La question de l'ACTA investit peu à peu le champ politique français. Depuis décembre, plusieurs parlementaires ont questionné le gouvernement sur le contenu du traité international et l'état d'avancement des négociations. Cette fois, c'est au tour d'un sénateur socialiste d'interpeller la ministre de l'économie et de l'industrie.

Après l’écrasant vote du Parlement européen (663 voix contre 13) en faveur de la publication des documents relatifs à l’accord commercial anti-contrefaçon, les parlementaires français s’intéressent de plus en plus à ce mystérieux projet de traité international. Après Nicolas Dupont-Aignan, chef de fil du mouvement Debout la République et député, et Marc Le Fur, député UMP, c’est au tour du sénateur socialiste Richard Yung de questionner le gouvernement sur l’ACTA.

Dans une question écrite et publiée le 18 mars dernier dans le Journal officiel du Sénat, le sénateur interpelle la ministre de l’économie et de l’industrie sur le contenu du traité et l’état d’avancement des négociations. Rappelons à ce sujet que ces discussions concernent de nombreux pays dans le monde, dont les États-Unis, le Canada, les membres de l’Union européenne et le Japon.

« Depuis 2007, cet accord international relatif à la propriété intellectuelle est négocié dans le plus grand secret. Or celui-ci devrait entrainer une surveillance et un contrôle accru de l’Internet. Il touchera alors directement aux libertés individuelles. Il couvre également d’autres sujets de propriété industrielle et intellectuelle » relève le parlementaire, en allusion aux nombreuses fuites qui ont émaillé le parcours de ce traité international.

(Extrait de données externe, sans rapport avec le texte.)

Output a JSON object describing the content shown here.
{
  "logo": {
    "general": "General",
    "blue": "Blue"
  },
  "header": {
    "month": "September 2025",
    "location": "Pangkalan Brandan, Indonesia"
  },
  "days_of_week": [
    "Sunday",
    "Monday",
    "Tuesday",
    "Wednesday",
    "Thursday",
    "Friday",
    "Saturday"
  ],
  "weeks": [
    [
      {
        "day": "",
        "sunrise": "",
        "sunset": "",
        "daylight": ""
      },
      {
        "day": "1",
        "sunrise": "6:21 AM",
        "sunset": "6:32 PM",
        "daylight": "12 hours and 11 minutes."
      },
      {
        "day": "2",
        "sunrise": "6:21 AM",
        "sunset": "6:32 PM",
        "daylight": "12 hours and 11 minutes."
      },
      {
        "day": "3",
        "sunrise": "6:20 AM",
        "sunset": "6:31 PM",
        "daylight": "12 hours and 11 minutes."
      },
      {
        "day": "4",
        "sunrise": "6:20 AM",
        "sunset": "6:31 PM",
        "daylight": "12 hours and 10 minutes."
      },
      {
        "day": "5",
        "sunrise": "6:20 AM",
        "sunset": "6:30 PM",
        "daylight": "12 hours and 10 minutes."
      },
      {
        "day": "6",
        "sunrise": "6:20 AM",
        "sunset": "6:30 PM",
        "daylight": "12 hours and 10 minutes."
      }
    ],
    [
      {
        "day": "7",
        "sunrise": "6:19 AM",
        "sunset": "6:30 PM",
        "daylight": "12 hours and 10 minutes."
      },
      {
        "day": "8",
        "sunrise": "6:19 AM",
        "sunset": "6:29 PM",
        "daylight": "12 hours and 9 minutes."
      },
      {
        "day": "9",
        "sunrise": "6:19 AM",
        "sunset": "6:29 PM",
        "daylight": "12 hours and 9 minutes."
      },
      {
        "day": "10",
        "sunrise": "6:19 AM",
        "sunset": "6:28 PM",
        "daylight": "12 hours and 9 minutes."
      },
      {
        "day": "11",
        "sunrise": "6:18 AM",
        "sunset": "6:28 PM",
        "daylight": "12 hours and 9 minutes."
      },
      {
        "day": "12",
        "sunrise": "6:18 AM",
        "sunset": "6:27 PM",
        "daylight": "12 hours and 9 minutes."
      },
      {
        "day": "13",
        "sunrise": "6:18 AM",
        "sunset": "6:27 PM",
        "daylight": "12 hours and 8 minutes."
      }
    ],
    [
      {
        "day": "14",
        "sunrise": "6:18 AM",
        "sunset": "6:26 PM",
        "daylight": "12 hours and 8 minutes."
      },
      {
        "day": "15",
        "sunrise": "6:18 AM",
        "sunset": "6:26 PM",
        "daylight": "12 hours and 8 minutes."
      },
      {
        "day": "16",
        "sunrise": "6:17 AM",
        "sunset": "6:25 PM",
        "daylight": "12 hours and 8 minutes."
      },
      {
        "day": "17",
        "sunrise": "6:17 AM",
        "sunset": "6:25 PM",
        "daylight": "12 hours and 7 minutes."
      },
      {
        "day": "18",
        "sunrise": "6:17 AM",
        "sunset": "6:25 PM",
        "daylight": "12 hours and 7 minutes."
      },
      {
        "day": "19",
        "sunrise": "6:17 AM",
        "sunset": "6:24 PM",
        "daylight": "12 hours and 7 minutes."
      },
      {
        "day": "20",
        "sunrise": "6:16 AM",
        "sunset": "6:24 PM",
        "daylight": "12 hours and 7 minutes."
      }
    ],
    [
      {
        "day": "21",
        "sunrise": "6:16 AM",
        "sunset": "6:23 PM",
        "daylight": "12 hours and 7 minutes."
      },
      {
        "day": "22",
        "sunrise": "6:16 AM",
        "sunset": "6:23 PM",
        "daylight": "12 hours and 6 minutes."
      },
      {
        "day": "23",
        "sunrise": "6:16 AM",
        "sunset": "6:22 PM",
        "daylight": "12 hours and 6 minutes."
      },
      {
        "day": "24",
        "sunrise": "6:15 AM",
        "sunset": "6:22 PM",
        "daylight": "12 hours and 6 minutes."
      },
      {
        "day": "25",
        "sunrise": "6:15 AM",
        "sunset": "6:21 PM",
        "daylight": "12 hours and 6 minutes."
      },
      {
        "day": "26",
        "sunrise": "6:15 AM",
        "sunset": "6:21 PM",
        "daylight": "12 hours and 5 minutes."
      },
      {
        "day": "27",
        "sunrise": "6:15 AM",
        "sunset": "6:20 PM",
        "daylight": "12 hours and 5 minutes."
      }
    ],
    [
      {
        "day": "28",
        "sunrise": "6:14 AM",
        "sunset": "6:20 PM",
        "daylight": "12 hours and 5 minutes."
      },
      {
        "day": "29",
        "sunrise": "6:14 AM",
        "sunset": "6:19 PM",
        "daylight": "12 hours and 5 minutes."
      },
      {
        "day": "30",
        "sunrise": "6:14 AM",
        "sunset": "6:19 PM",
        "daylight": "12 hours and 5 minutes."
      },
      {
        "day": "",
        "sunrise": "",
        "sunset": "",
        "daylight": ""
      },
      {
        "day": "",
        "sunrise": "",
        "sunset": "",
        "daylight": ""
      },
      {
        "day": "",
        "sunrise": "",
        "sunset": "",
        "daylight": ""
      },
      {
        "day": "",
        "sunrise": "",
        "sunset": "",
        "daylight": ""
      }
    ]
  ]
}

Richard Yung « demande d’informer le plus complètement possible la Haute assemblée sur le contenu de l’accord et sur les modalités de sa conclusion, en particulier comment la loi Hadopi et le projet Loppsi (orientation et de programmation pour la performance de la sécurité intérieure) s’articulent avec l’ACTA« . En effet, l’agitation législative récente avec la Hadopi et la Loppsi ont causé bon nombre d’inquiétudes.

Un porte-parole du Département des Affaires Etrangères et du Commerce australien avait cependant souligné que la riposte graduée n’est pas au programme de l’ACTA : « Il n’y a pas de recommandation que les Parties (signataires du traité) acceptent de légiférer sur une réglementation de ‘riposte graduée », et aucune discussion pour soutenir une telle recommandation n’a eu lieu à Mexico« . Rassurant ? Pas tant que ça, puisque un régime de responsabilité accentué des fournisseurs d’accès à Internet serait déployé à la place.

Le sénateur souligne également qu’avec le traité de Lisbonne entré en vigueur le 1er décembre 2009, le Parlement européen doit être informé du contenu de l’accord. C’est d’ailleurs ce qu’a rappelé l’organe législatif, en adoptant une résolution soutenue par les cinq principaux groupes politiques qui exige que la Commission européenne publie les documents de négociation de l’ACTA, ainsi qu’à la protection du droit européen actuel.